RCCラジオ505 福音放送「世の光」ニュース
2018年3月20日発行198号
中国地方放送伝道協力会
ラジオ放送と私 日本アライアンス呉教会牧師 政所邦明
40年以上も前になる。私はトランジスターラジオのスピーカーに片耳をくっつけていた。「皆さん!こんにちは!お元気でいらっしゃいますか?羽鳥明です。」…優しい声が鼓膜の奥に染み込む。ヒタヒタっと心の襞(ひだ)に迫ってくるような語り口である。
「自分は口も舌も重いので、民に語れない」とモーセは尻込みをした。モーセの代わりに〝語る人〟として、雄弁な兄弟アロンを神様は備えられた。(出エジプト記 第4章14、15節)羽鳥先生の言葉はまるで、アロンのようだと思った。とても分かりやすく、親しみが持てる。しかも、生きるためのヒントが至る所に散りばめられていた。話は具体的で、実生活にも役に立つ
「〝分かる〟、〝伝わる〟と言うのはこのことか」…これが先生の説教から受ける第一印象であった。 ラジオの放送から信仰に導かれ、教会で洗礼を受けた人の話を聞いた。その人は住み込み職人をしていて、ある工房の見習いに入った。仕事が終わると先輩たちは酒盛りを始める。どうせ、その場にいない人の悪口になるに決まっている。
その輪に入るのが嫌で、屋根に上がり、いつものように携帯ラジオのスイッチをひねった。するとたまたま、周波数がキリスト教の番組に合ってしまったのだ。その日も、同僚と諍いを起こし、ムシャクシャしていた。「自分はどうしてこんなに気が短いのだろう」と悩む。その時にイエス・キリスト様の救いの話を聞き、心を洗われる思いがしたという。
それが教会の門をくぐるきっかけになったそうだ。放送を誰が聞いているのかは、語り手にはまったく分からない。聴取者は不特定多数である。ラジオ牧師の方はどのような聞き手を思い浮かべ、語りかけておられるのだろうか。

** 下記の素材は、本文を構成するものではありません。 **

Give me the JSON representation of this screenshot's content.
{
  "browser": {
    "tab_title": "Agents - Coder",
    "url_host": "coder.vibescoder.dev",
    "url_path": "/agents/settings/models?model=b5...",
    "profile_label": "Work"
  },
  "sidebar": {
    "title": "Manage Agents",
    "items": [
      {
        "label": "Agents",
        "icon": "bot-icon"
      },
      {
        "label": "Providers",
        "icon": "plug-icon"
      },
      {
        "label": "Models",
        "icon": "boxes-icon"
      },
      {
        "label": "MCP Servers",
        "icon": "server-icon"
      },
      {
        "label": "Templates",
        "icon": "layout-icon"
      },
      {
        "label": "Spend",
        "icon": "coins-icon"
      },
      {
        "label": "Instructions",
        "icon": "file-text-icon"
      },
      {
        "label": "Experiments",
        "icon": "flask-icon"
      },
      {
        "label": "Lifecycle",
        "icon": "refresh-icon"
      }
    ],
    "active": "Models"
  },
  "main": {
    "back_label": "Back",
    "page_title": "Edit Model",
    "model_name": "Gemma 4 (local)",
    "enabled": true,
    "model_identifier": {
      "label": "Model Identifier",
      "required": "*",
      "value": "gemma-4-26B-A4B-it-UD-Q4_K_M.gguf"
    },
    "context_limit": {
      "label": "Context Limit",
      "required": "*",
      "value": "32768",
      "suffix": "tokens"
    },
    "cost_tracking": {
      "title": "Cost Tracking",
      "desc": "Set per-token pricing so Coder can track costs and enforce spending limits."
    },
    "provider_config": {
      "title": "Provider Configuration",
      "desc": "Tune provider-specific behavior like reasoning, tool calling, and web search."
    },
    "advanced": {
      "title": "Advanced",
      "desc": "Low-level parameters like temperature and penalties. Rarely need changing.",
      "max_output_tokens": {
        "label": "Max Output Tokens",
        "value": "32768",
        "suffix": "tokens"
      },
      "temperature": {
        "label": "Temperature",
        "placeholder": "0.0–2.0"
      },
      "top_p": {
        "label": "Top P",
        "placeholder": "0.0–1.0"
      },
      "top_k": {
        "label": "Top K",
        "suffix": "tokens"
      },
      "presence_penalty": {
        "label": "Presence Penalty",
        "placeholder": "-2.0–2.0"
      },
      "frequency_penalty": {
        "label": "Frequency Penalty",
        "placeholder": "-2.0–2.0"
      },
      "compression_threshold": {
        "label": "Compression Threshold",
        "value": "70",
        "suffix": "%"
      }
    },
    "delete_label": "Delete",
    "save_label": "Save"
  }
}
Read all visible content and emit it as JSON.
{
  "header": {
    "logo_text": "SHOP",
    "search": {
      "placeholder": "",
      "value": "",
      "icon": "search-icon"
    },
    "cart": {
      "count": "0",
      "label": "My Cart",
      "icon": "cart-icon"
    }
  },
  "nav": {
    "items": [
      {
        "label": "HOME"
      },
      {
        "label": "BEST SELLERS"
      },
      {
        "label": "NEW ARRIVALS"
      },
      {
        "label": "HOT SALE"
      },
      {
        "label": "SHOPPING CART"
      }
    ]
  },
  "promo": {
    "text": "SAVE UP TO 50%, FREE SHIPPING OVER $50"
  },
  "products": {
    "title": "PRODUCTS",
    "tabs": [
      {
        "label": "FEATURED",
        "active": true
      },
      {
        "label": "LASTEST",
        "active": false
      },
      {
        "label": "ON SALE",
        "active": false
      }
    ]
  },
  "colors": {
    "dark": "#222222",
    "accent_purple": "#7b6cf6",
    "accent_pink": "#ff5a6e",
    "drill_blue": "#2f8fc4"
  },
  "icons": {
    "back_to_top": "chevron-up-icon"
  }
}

もしかしたら、スピーカーに耳を擦り付けるようにして聞いている不安で、孤独な一人の人かもしれない。その魂に向かって、心を込めて語りかけておられるのだ。そうでなければ、魂に届くはずがない。
40年前、羽鳥先生の言葉は、“私のためだけに”語られたように聞こえた。一人ひとりの魂を弓道の的(まと)に喩えるならば、的に向かってまっしぐらに放たれる矢は、さしづめ、ラジオから聞こえる声に当たるだろうか。
その矢(ことば)が見事に的に刺さることを願う。きっと信仰者が起こされるに違いない。